Dragon 2

kelas kapal luar angkasa yang dapat digunakan kembali dan dikembangkan oleh spacex

Dragon 2 adalah kelas pesawat ruang angkasa yang dapat digunakan kembali yang dikembangkan dan diproduksi oleh produsen ruang angkasa Amerika Serikat yaitu SpaceX sebagai penerus pesawat ruang angkasa kargo Dragon 1. Pesawat ruang angkasa meluncurkan di atas roket Falcon 9 Block 5 dan kembali ke Bumi melalui pendaratan di laut. Tidak seperti pendahulunya, pesawat ruang angkasa dapat merapat ke ISS alih-alih berlabuh. Ini memiliki dua varian; Crew Dragon, kapsul antariksa yang mampu mengangkut hingga tujuh astronaut, dan Cargo Dragon, pengganti yang diperbarui untuk pesawat ruang angkasa Dragon asli. Crew Dragon dilengkapi dengan LES terintegrasi yang mampu mempercepat kendaraan menjauh dari roket dalam keadaan darurat di 11,8 m/s 2. dicapai dengan menggunakan satu set empat pod pendorong yang dipasang di sisi dengan masing-masing dua mesin SuperDraco. Pesawat ruang angkasa ini menampilkan susunan panel surya yang dirancang ulang dan garis cetakan luar yang dimodifikasi dibandingkan dengan Dragon asli, dan memiliki komputer penerbangan dan avionik baru. Pada Maret 2020, empat pesawat ruang angkasa Dragon 2 telah diproduksi (tidak termasuk benda uji struktural yang tidak pernah mengudara); artikel uji bernama Dragonfly dan tiga kendaraan yang layak terbang, salah satunya dihancurkan dalam uji mesin.[1]

Dragon C201 mendekati ISS pada Maret 2019, selama SpaceX Demo-1.

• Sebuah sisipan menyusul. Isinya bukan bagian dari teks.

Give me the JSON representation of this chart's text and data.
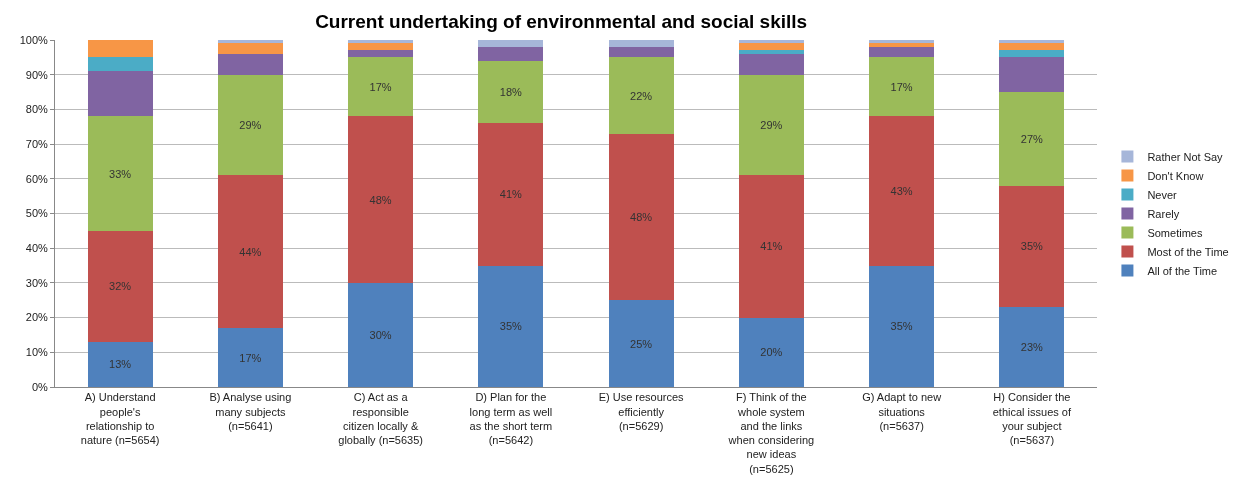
{
  "chart_data": {
    "type": "bar",
    "stacked": true,
    "title": "Current undertaking of environmental and social skills",
    "categories": [
      "A) Understand\npeople's\nrelationship to\nnature (n=5654)",
      "B) Analyse using\nmany subjects\n(n=5641)",
      "C) Act as a\nresponsible\ncitizen locally &\nglobally (n=5635)",
      "D) Plan for the\nlong term as well\nas the short term\n(n=5642)",
      "E) Use resources\nefficiently\n(n=5629)",
      "F) Think of the\nwhole system\nand the links\nwhen considering\nnew ideas\n(n=5625)",
      "G) Adapt to new\nsituations\n(n=5637)",
      "H) Consider the\nethical issues of\nyour subject\n(n=5637)"
    ],
    "series": [
      {
        "name": "All of the Time",
        "color": "#4f81bd",
        "values": [
          13,
          17,
          30,
          35,
          25,
          20,
          35,
          23
        ],
        "value_labels": [
          "13%",
          "17%",
          "30%",
          "35%",
          "25%",
          "20%",
          "35%",
          "23%"
        ]
      },
      {
        "name": "Most of the Time",
        "color": "#c0504d",
        "values": [
          32,
          44,
          48,
          41,
          48,
          41,
          43,
          35
        ],
        "value_labels": [
          "32%",
          "44%",
          "48%",
          "41%",
          "48%",
          "41%",
          "43%",
          "35%"
        ]
      },
      {
        "name": "Sometimes",
        "color": "#9bbb59",
        "values": [
          33,
          29,
          17,
          18,
          22,
          29,
          17,
          27
        ],
        "value_labels": [
          "33%",
          "29%",
          "17%",
          "18%",
          "22%",
          "29%",
          "17%",
          "27%"
        ]
      },
      {
        "name": "Rarely",
        "color": "#8064a2",
        "values": [
          13,
          6,
          2,
          4,
          3,
          6,
          3,
          10
        ]
      },
      {
        "name": "Never",
        "color": "#4bacc6",
        "values": [
          4,
          0,
          0,
          0,
          0,
          1,
          0,
          2
        ]
      },
      {
        "name": "Don't Know",
        "color": "#f79646",
        "values": [
          5,
          3,
          2,
          0,
          0,
          2,
          1,
          2
        ]
      },
      {
        "name": "Rather Not Say",
        "color": "#a6b6d9",
        "values": [
          0,
          1,
          1,
          2,
          2,
          1,
          1,
          1
        ]
      }
    ],
    "ylim": [
      0,
      100
    ],
    "yticks": [
      {
        "value": 0,
        "label": "0%"
      },
      {
        "value": 10,
        "label": "10%"
      },
      {
        "value": 20,
        "label": "20%"
      },
      {
        "value": 30,
        "label": "30%"
      },
      {
        "value": 40,
        "label": "40%"
      },
      {
        "value": 50,
        "label": "50%"
      },
      {
        "value": 60,
        "label": "60%"
      },
      {
        "value": 70,
        "label": "70%"
      },
      {
        "value": 80,
        "label": "80%"
      },
      {
        "value": 90,
        "label": "90%"
      },
      {
        "value": 100,
        "label": "100%"
      }
    ],
    "grid": "y",
    "legend": "right"
  }
}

Crew Dragon berfungsi sebagai salah satu dari dua pesawat ruang angkasa yang diharapkan untuk mengangkut awak ke dan dari Stasiun Luar Angkasa Internasional di bawah Program Kru Komersial NASA, yang lain adalah Boeing CST-100 Starliner. Pesawat ini juga diperkirakan akan digunakan dalam penerbangan oleh perusahaan pariwisata antariksa Amerika, Space Adventures, dan untuk mengantar wisatawan ke dan dari stasiun luar angkasa yang direncanakan Axiom Space. Penerbangan uji coba tanpa awak pertama Crew Dragon dilakukan pada bulan Maret 2019, dan penerbangan pertama Crew Dragon Demo-2 - dengan astronaut Robert L. Behnken dan Douglas G. Hurley - dilakukan pada 30 Mei 2020 pukul 15:22 waktu setempat. Penerbangan uji ini menandai pertama kalinya sebuah perusahaan swasta meluncurkan pesawat luar angkasa berawak. Cargo Dragon diperkirakan akan memasok kargo ke ISS berdasarkan kontrak Commercial Resupply Services-2 dengan NASA, bersama dengan pesawat ruang angkasa Cygnus Northrop Grumman Innovation Systems dan pesawat ruang angkasa Dream Chaser milik Sierra Nevada Corporation. Penerbangan pertama dari varian Dragon 2 dari Cargo Dragon rencananya akan diluncurkan pada Oktober 2020.[2]

ReferensiSunting

  1. ^ Audit of Commercial Resupply Services to the International Space Station. NASA. April 26, 2018. Report No. IG-18-016. Quote: "For SpaceX, certification of the company's unproven cargo version of its Dragon 2 spacecraft for CRS-2 missions carries risk while the company works to resolve ongoing concerns related to software traceability and systems engineering processes".
  2. ^ "Spaceship teams seek more funding". MSNBC Cosmic Log. December 10, 2010. Retrieved December 14, 2010.